Logo

3. Hukuk Dairesi2024/1273 E. 2024/1299 K.

Yapay Zeka Özeti

Uyuşmazlık: Davalı vergi idaresinin, dava dışı şirketin davacı şirket nezdindeki alacaklarına haciz koyması üzerine davacı şirketin, borcun haciz ihbarnamelerinin tebliğinden önce ödendiğini ileri sürerek menfi tespit davası açması.

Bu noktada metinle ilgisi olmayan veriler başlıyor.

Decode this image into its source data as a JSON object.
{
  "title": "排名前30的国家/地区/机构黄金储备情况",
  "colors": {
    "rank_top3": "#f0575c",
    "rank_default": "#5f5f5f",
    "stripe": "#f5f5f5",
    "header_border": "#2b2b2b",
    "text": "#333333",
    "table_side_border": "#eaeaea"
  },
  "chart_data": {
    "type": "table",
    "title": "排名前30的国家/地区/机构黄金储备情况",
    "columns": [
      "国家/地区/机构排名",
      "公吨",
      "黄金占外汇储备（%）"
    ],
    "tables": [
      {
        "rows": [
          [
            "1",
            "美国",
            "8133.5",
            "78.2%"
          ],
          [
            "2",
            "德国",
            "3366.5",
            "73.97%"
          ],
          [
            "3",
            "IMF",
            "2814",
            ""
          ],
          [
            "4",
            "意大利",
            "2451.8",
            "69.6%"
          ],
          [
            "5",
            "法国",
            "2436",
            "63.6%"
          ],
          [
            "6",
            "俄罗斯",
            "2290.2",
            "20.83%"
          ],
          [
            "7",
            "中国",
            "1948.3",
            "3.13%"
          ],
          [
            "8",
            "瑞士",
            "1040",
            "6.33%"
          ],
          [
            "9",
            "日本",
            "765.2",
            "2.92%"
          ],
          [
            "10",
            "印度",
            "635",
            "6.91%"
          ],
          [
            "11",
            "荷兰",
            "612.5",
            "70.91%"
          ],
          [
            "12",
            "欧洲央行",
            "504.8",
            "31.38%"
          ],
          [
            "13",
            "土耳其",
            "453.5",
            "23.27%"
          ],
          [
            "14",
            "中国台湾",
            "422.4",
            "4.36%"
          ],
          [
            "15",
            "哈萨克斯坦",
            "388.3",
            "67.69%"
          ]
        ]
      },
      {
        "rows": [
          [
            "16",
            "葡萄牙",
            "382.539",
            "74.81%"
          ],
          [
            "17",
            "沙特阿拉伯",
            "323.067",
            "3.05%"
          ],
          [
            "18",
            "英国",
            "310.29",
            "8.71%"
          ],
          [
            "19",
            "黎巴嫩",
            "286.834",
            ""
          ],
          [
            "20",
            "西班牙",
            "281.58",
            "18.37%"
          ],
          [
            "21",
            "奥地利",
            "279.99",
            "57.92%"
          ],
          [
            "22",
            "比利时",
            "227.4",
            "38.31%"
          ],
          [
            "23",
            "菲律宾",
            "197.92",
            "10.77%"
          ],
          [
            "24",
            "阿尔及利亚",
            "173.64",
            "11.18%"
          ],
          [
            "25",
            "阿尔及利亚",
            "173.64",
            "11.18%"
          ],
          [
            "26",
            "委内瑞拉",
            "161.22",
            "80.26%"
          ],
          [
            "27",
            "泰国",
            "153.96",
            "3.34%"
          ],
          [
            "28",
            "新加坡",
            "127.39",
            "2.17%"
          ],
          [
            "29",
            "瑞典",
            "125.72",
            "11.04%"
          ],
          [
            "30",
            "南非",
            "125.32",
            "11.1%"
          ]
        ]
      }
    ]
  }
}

Gerekçe ve Sonuç: 6183 sayılı Amme Alacaklarının Tahsil Usulü Hakkında Kanun'un 79. maddesinde düzenlenen menfi tespit davasının hak düşürücü süresi olan bir yıl içerisinde açılıp açılmadığının tespiti için haciz ihbarnamelerinin tebliğ tarihlerinin belirlenmesi gerektiğinden, tebliğ evrakları dosyada bulunmamasına rağmen eksik inceleme ile hüküm kurulması usul ve yasaya aykırı görülerek bozulmuştur.

Karar Metni

"İçtihat Metni"

MAHKEMESİ : Samsun Bölge Adliye Mahkemesi 6. Hukuk Dairesi

SAYISI : 2021/1944 E., 2021/1894 K.

İLK DERECE MAHKEMESİ : Samsun 5. Asliye Hukuk Mahkemesi

SAYISI : 2019/267 E., 2021/188 K.

Taraflar arasındaki menfi tespit davasından dolayı yapılan yargılama sonunda İlk Derece Mahkemesince davanın kabulüne karar verilmiştir.

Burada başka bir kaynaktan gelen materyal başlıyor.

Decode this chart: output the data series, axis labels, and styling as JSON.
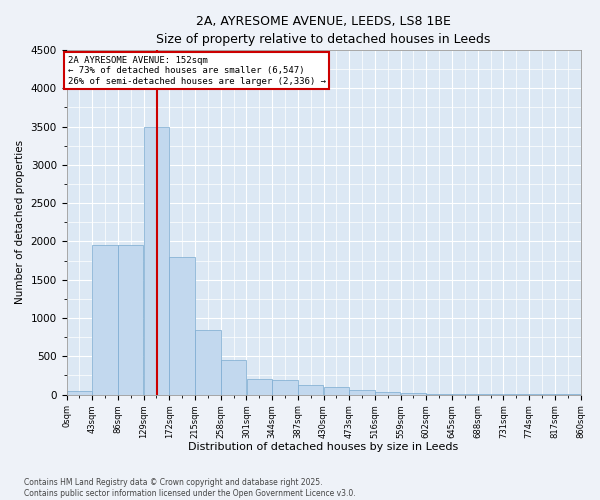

Kararın davalı vekili tarafından istinaf edilmesi üzerine, Bölge Adliye Mahkemesince başvurunun esastan reddine karar verilmiştir.

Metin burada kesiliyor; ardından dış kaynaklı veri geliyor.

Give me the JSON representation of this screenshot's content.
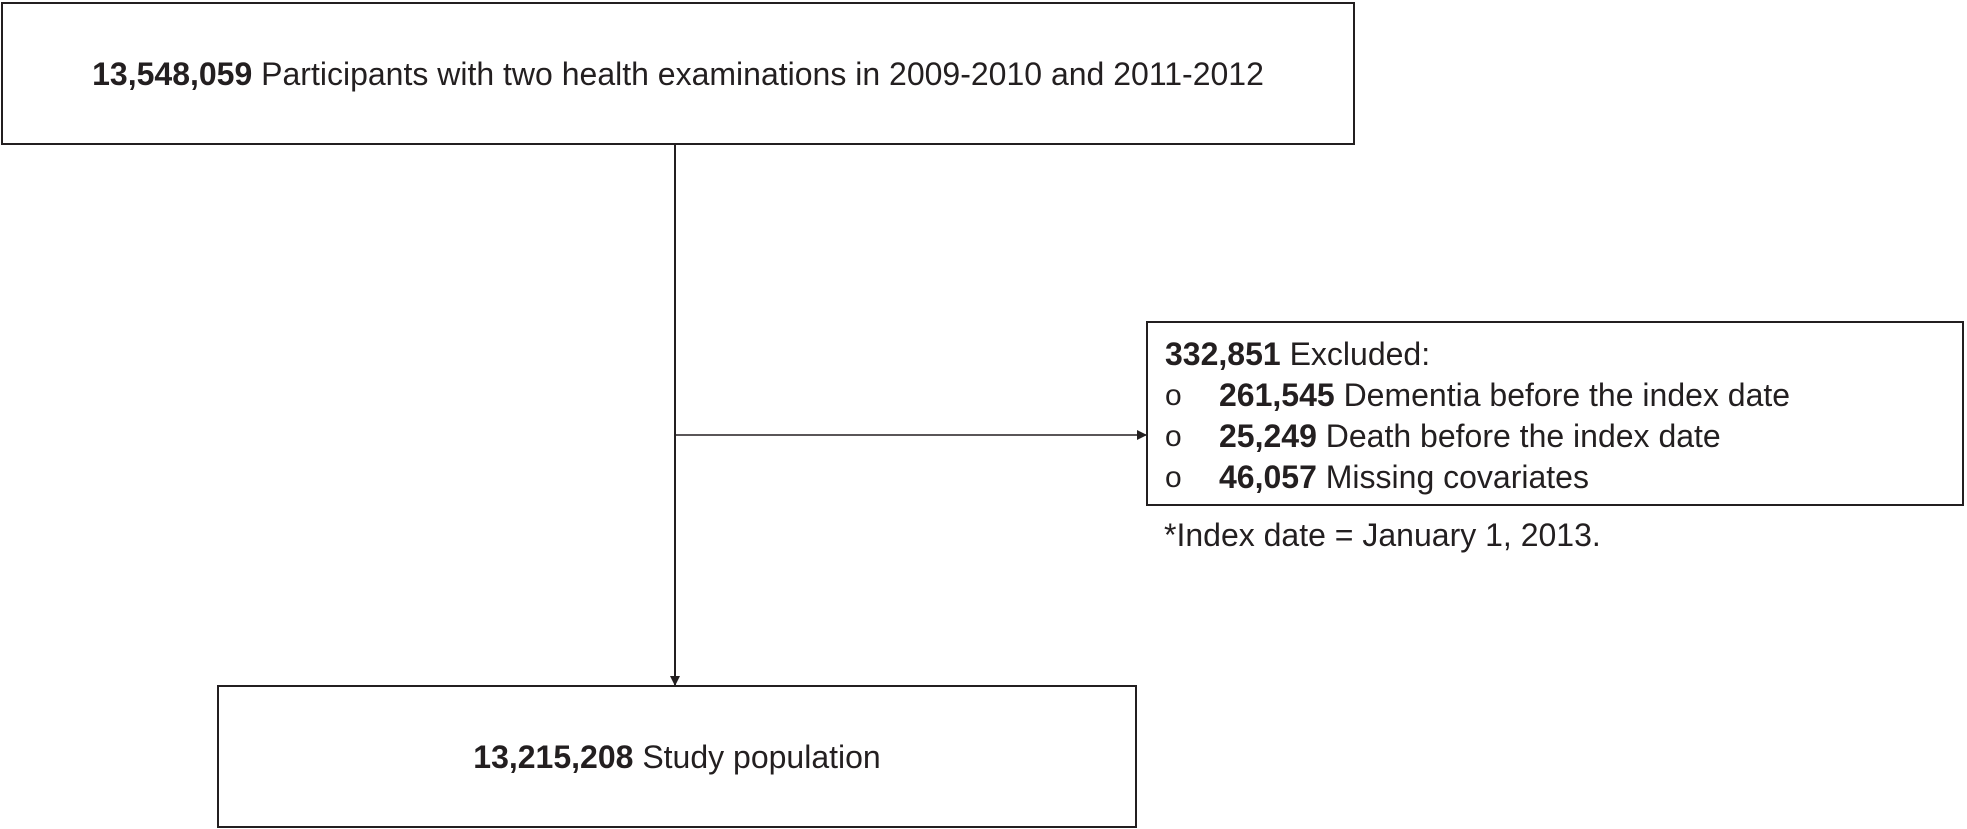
{
  "top_box": {
    "count": "13,548,059",
    "text": "Participants with two health examinations in 2009-2010 and 2011-2012"
  },
  "excluded_box": {
    "count": "332,851",
    "text": "Excluded:",
    "bullet_symbol": "o",
    "items": [
      {
        "count": "261,545",
        "text": "Dementia before the index date"
      },
      {
        "count": "25,249",
        "text": "Death before the index date"
      },
      {
        "count": "46,057",
        "text": "Missing covariates"
      }
    ]
  },
  "footnote": "*Index date = January 1, 2013.",
  "bottom_box": {
    "count": "13,215,208",
    "text": "Study population"
  },
  "colors": {
    "line": "#231f20",
    "text": "#231f20",
    "background": "#ffffff"
  }
}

Bölge Adliye Mahkemesi kararı davalı vekili tarafından temyiz edilmekle; kesinlik, süre, temyiz şartı ve diğer usul eksiklikleri yönünden yapılan ön inceleme sonucunda, temyiz dilekçesinin kabulüne karar verildikten ve Tetkik Hâkimi tarafından hazırlanan rapor dinlendikten sonra dosyadaki belgeler incelenip gereği düşünüldü:

I. DAVA

Davacı vekili; davalı idare tarafından dava dışı kamu borçlusu ....End. San. Tic. Ltd. Şti. aleyhine vergi borcu nedeniyle icra takibi başlatıldığını, borçlunun hak ve alacaklarının vergi dairesine ödenmesi için de müvekkili şirkete toplam 225.200,00 TL bedelli 5 adet haciz ihbarnamesi gönderildiğini, müvekkili şirketin borcunu haciz ihbarnamelerinin tebliğ tarihinden önce kamu borçlusu şirkete ödediğini ileri sürerek; müvekkilinin haciz bildirilerine konu alacaklar sebebiyle davalı idareye borcu olmadığının tespitine karar verilmesini talep etmiştir.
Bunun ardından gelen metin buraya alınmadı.